Соберись, Ленька, и шагай, улыбнись всем, попроси пройти в кабинет. «Здравствуйте, здравствуйте, здравствуйте, здравствуйте», – на разные голоса, кто с поклоном, кто протягивает руку, все улыбаются, и тоже каждый по-своему.
– Проходите, пожалуйста, проходите сюда.
Расселись за столами – этакие престарелые ученики. Смотрят вопрошающе и даже как будто виновато. А мои притихли, но держатся смело, в глазах отвага и готовность постоять за себя. Мальчишкам за столами мест не хватило, расселись кто где: на подоконниках и прямо на полу, перед огромным шкафом со всякими самодельными экспонатами. Старший мастер поднялся на возвышение, сегодня он еще и вместо замдиректора, тот заболел, и вот мастак сидит напыщенный, преисполненный важности и строгости за двоих – какое там, за целую сотню начальников.
Я не полез на возвышение. И так мне все видно. Родителей и детей.
– Давайте начнем, – сказал я голосом, который мне показался чужим.
Легко сказать – начнем. А вот с чего, каким тоном, о чем? Нужно говорить об успеваемости всех и каждого, о сорванном уроке, о поведении Лобова. Ну, в общем, о разном – только бы не утонуть во всей этой мешанине вопросов, в мелочах, в педагогической пене.
– Товарищи родители, – начал я. – Как обычно, к концу учебного года мы собираемся поговорить о нашем общем деле: о дисциплине, об успеваемости, о планах на будущее...
Я докладываю обо всем, о чем принято обычно докладывать на родительском собрании, а сам думаю, как же мне поаккуратнее перейти к главной неприятности: к срыву урока и к поведению Лобова. А где же он сам? Почему его нет?
– Староста, – спросил я, – где Лобов?
Неужели удрал?! Вот поросенок! Тут все убиваются из-за него, а он...
Пришел-таки! Как всегда, позже всех. Просовывает сначала голову в приоткрытую дверь.
– Входи, входи, именинник, – слышу я за спиной голос старшего мастера. Ох, чувствую, и отыграется он сегодня на нем.
Идет картинно, фасонисто, загребая ногами.
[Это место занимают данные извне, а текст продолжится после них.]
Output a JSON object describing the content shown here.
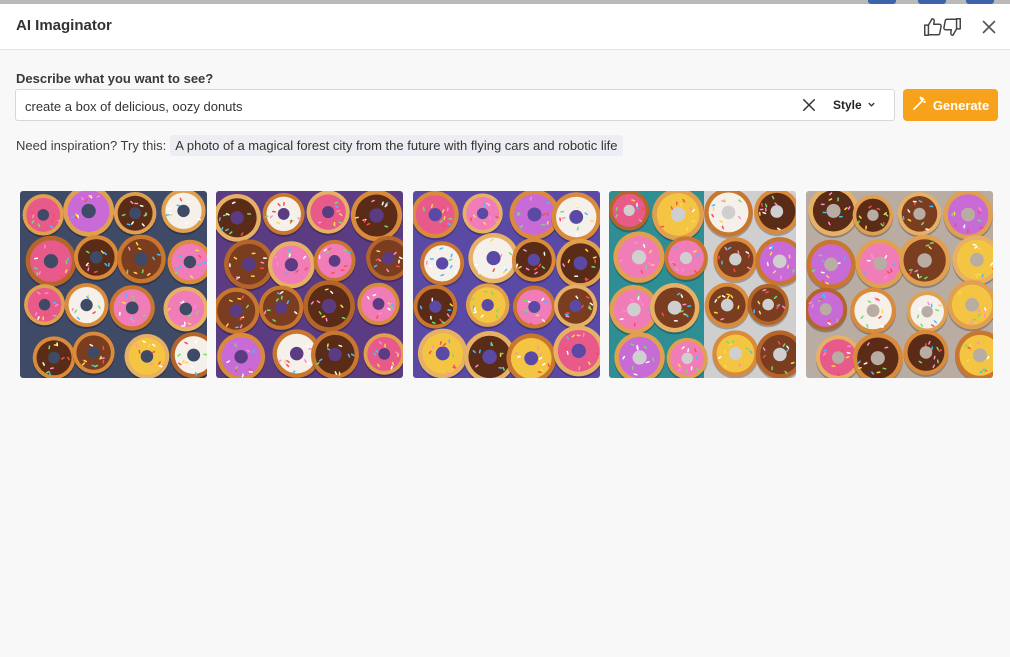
{
  "window": {
    "title": "AI Imaginator"
  },
  "header": {
    "feedback_icons": [
      "thumbs-up-icon",
      "thumbs-down-icon"
    ],
    "close_icon": "close-icon"
  },
  "prompt": {
    "label": "Describe what you want to see?",
    "value": "create a box of delicious, oozy donuts",
    "clear_icon": "clear-icon",
    "style_label": "Style"
  },
  "generate": {
    "label": "Generate",
    "color": "#f7a21b",
    "icon": "magic-wand-icon"
  },
  "inspiration": {
    "label": "Need inspiration? Try this:",
    "suggestion": "A photo of a magical forest city from the future with flying cars and robotic life"
  },
  "images": [
    {
      "name": "donut-image-1",
      "background": "#3f4a67"
    },
    {
      "name": "donut-image-2",
      "background": "#5b3c82"
    },
    {
      "name": "donut-image-3",
      "background": "#5a4aa6"
    },
    {
      "name": "donut-image-4",
      "background": "#cfcfcf"
    },
    {
      "name": "donut-image-5",
      "background": "#b9aca3"
    }
  ]
}
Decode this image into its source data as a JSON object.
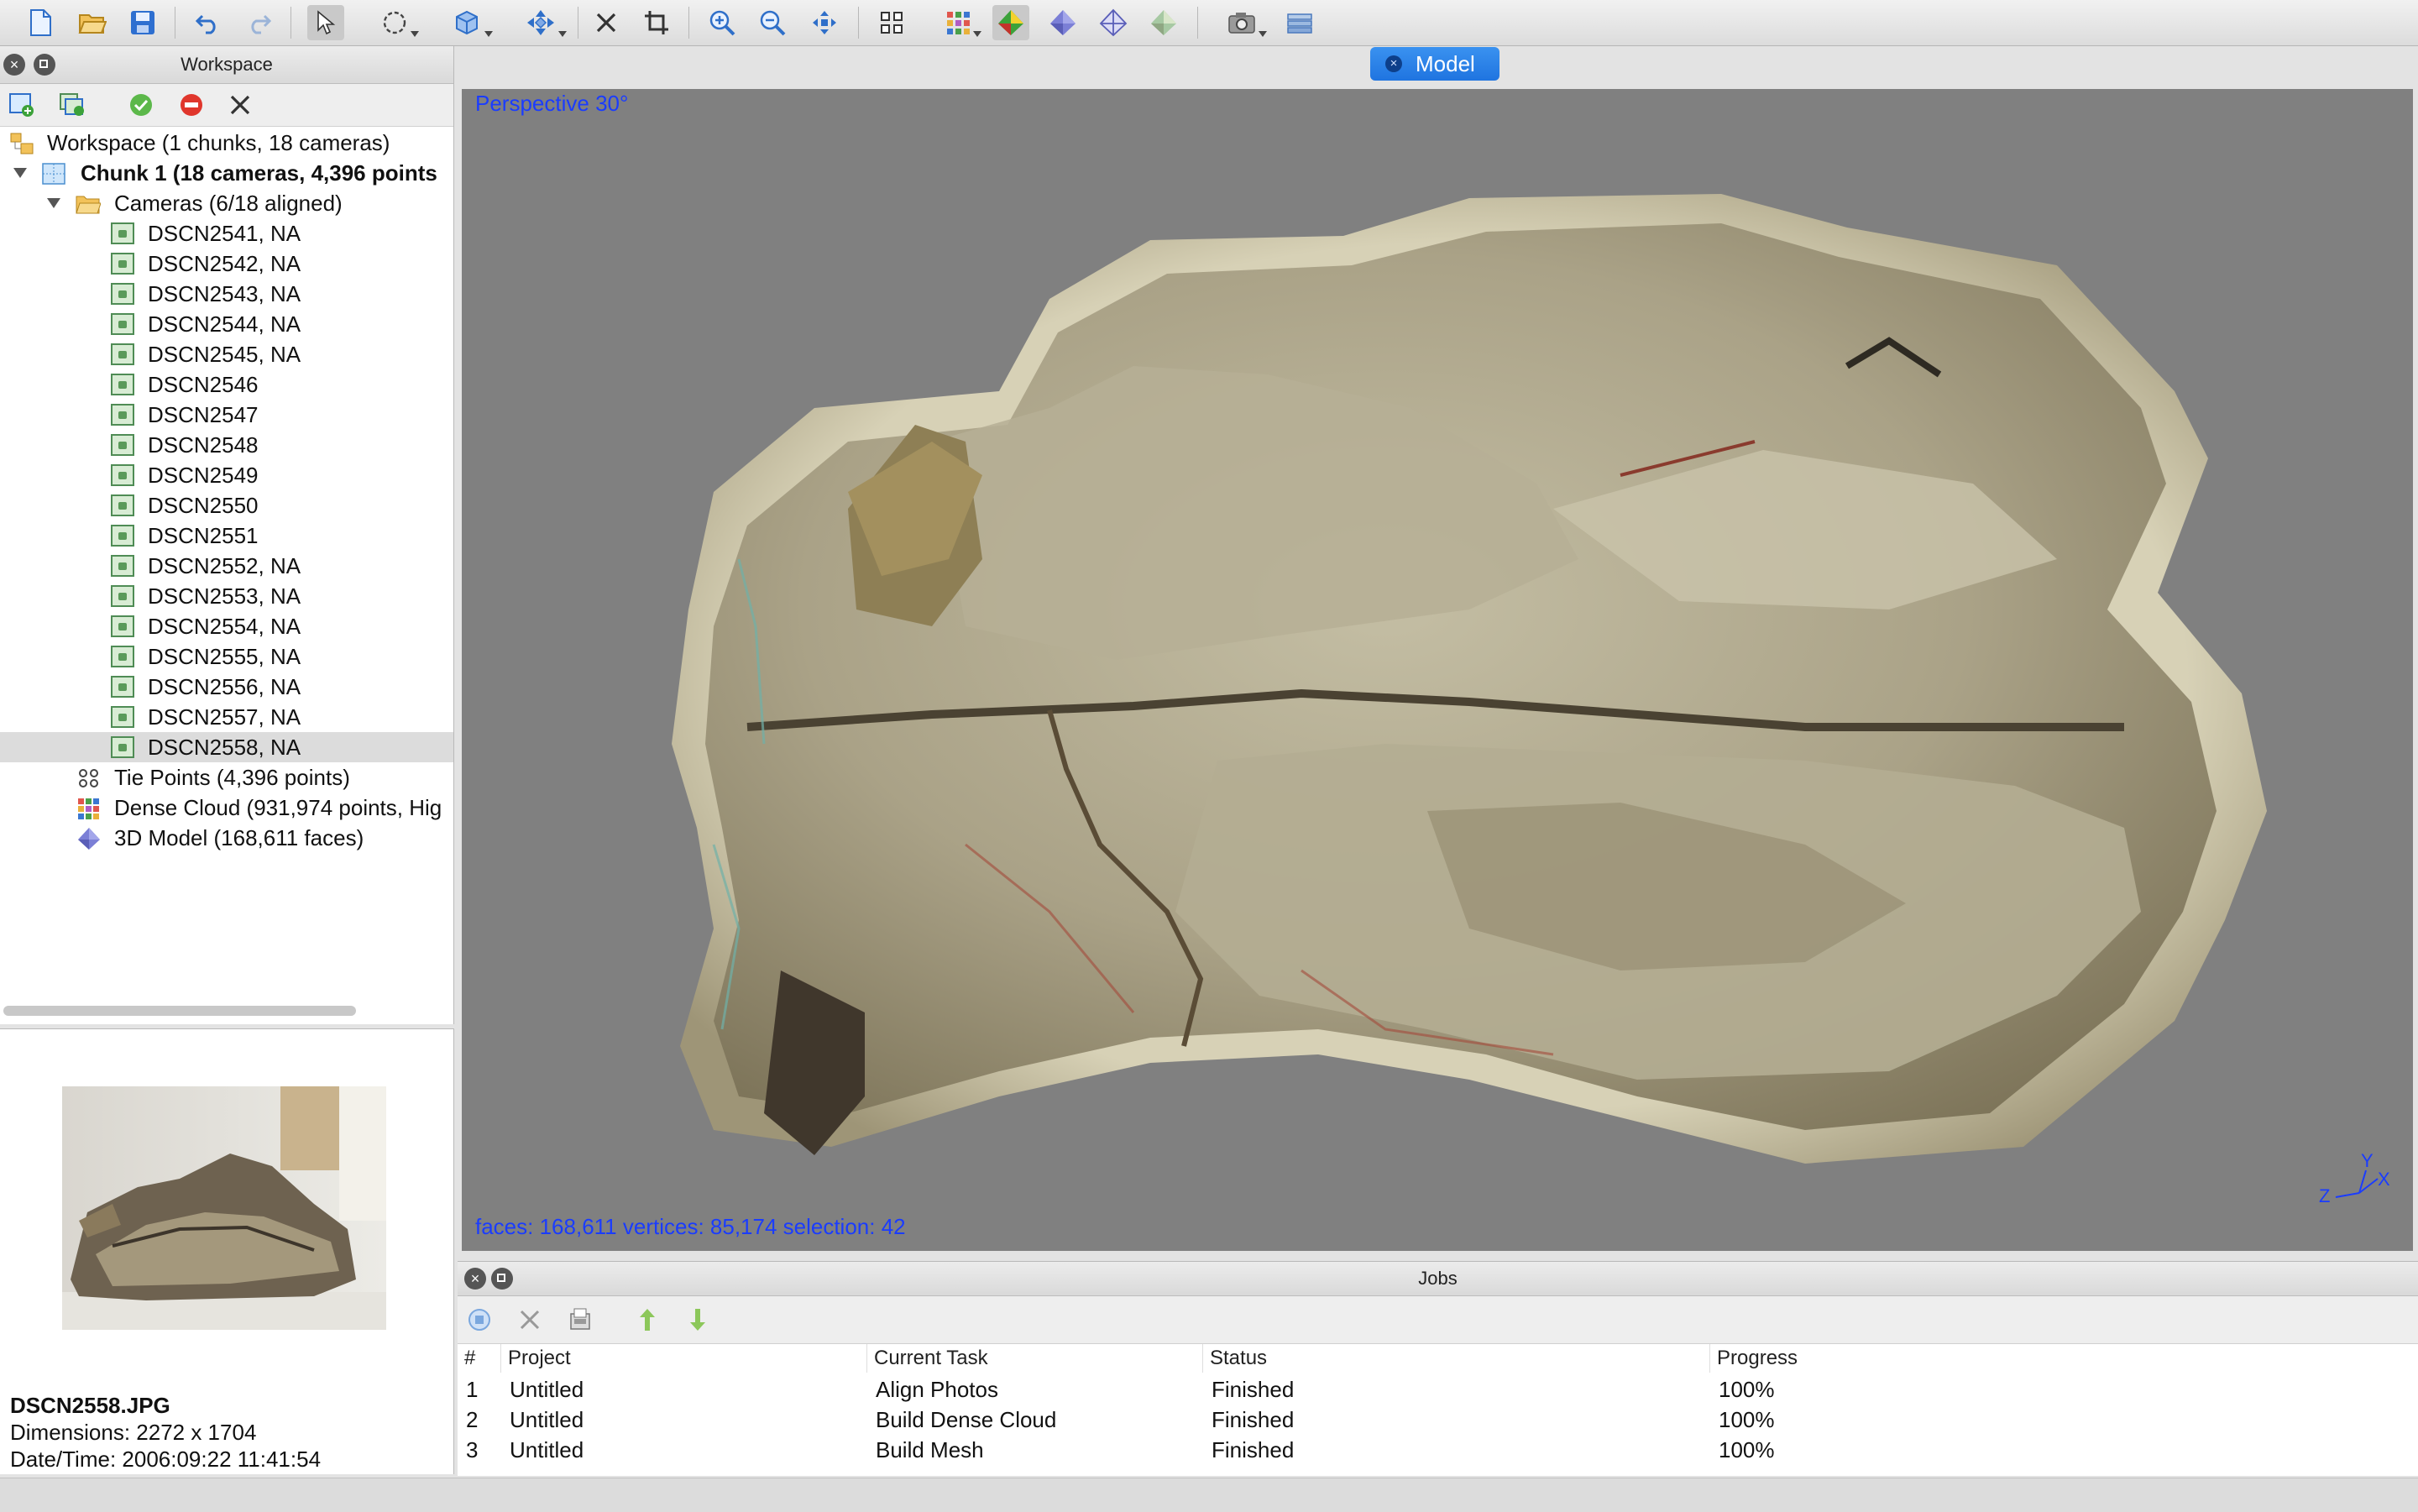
{
  "workspace": {
    "title": "Workspace",
    "tree": {
      "root": "Workspace (1 chunks, 18 cameras)",
      "chunk": "Chunk 1 (18 cameras, 4,396 points",
      "cameras_folder": "Cameras (6/18 aligned)",
      "cameras": [
        "DSCN2541, NA",
        "DSCN2542, NA",
        "DSCN2543, NA",
        "DSCN2544, NA",
        "DSCN2545, NA",
        "DSCN2546",
        "DSCN2547",
        "DSCN2548",
        "DSCN2549",
        "DSCN2550",
        "DSCN2551",
        "DSCN2552, NA",
        "DSCN2553, NA",
        "DSCN2554, NA",
        "DSCN2555, NA",
        "DSCN2556, NA",
        "DSCN2557, NA",
        "DSCN2558, NA"
      ],
      "tie_points": "Tie Points (4,396 points)",
      "dense_cloud": "Dense Cloud (931,974 points, Hig",
      "model": "3D Model (168,611 faces)"
    }
  },
  "preview": {
    "filename": "DSCN2558.JPG",
    "dimensions": "Dimensions: 2272 x 1704",
    "datetime": "Date/Time: 2006:09:22 11:41:54"
  },
  "model_view": {
    "tab_label": "Model",
    "projection": "Perspective 30°",
    "stats": "faces: 168,611 vertices: 85,174 selection: 42",
    "axes": {
      "x": "X",
      "y": "Y",
      "z": "Z"
    }
  },
  "jobs": {
    "title": "Jobs",
    "columns": [
      "#",
      "Project",
      "Current Task",
      "Status",
      "Progress"
    ],
    "rows": [
      [
        "1",
        "Untitled",
        "Align Photos",
        "Finished",
        "100%"
      ],
      [
        "2",
        "Untitled",
        "Build Dense Cloud",
        "Finished",
        "100%"
      ],
      [
        "3",
        "Untitled",
        "Build Mesh",
        "Finished",
        "100%"
      ]
    ]
  },
  "colors": {
    "accent": "#1f74e0",
    "viewport_bg": "#808080",
    "overlay_text": "#1a3cff"
  },
  "toolbar": {
    "icons": [
      "new-file-icon",
      "open-folder-icon",
      "save-icon",
      "undo-icon",
      "redo-icon",
      "navigation-icon",
      "rotate-selection-icon",
      "region-icon",
      "move-object-icon",
      "delete-icon",
      "crop-icon",
      "zoom-in-icon",
      "zoom-out-icon",
      "reset-view-icon",
      "show-cameras-icon",
      "point-cloud-icon",
      "model-shaded-icon",
      "model-solid-icon",
      "model-wireframe-icon",
      "model-textured-icon",
      "capture-view-icon",
      "ortho-icon"
    ]
  }
}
Глаз его мне не видно, но хорошо видны глаза всех других, и, как в зеркале, там отражено его ухарство, решимость постоять за себя и пострадать за других, и понимание, что сегодня ему будет устроена большая баня, и заведомая готовность ко всему, мол, это все то, да не то, это вы, взрослые, все придумали и устроили, а мы тут ни при чем.
– Ну-ка, Лобов, не спеши, о тебе-то как раз и пойдет сейчас разговор.
Остановился, как будто сказал я ему: «Руки вверх!» И вот медленно-медленно начинает он поворачиваться ко мне.
– А чего я?
– Да так, ничего. Иди сюда.
Идет. А пока идет, я вижу, как смотрит мать. Со стыдом и слезами. А как смотрят родители? Кто пристыженно, кто терпеливо, но все с пониманием – мол, и у меня почти такой, узнаю по походочке. Мужчины, какие покрепче да порешительнее, с трудом сдерживают себя, кажется, вот-вот кто-нибудь сорвется с места и отшлепает этого молодого нахала. «А у меня таких двадцать семь, – думаю я. – Ну, пусть не совсем таких, но еще неизвестно, кто из них труднее: Лобов или Бородулин».
Наконец-то Лобов подошел ко мне, встал вполоборота, так, чтобы его рваное ухо не видно было другим. Оказывается, он всегда помнит о своем рваном ухе, никогда и нигде о нем не забывает. И я стараюсь смягчить свой первый удар:
– Товарищи родители. Вот Николай Лобов. Мы, преподаватели, не знаем, как нам с ним поступить. Он сорвал урок обществоведения, оскорбил учительницу английского языка, нахамил директору, он курит, ругается и всячески разлагает дисциплину в группе. Чтобы быть объективным, я должен сказать, что работает он старательно и умело, парень сообразительный, а вот с дисциплиной...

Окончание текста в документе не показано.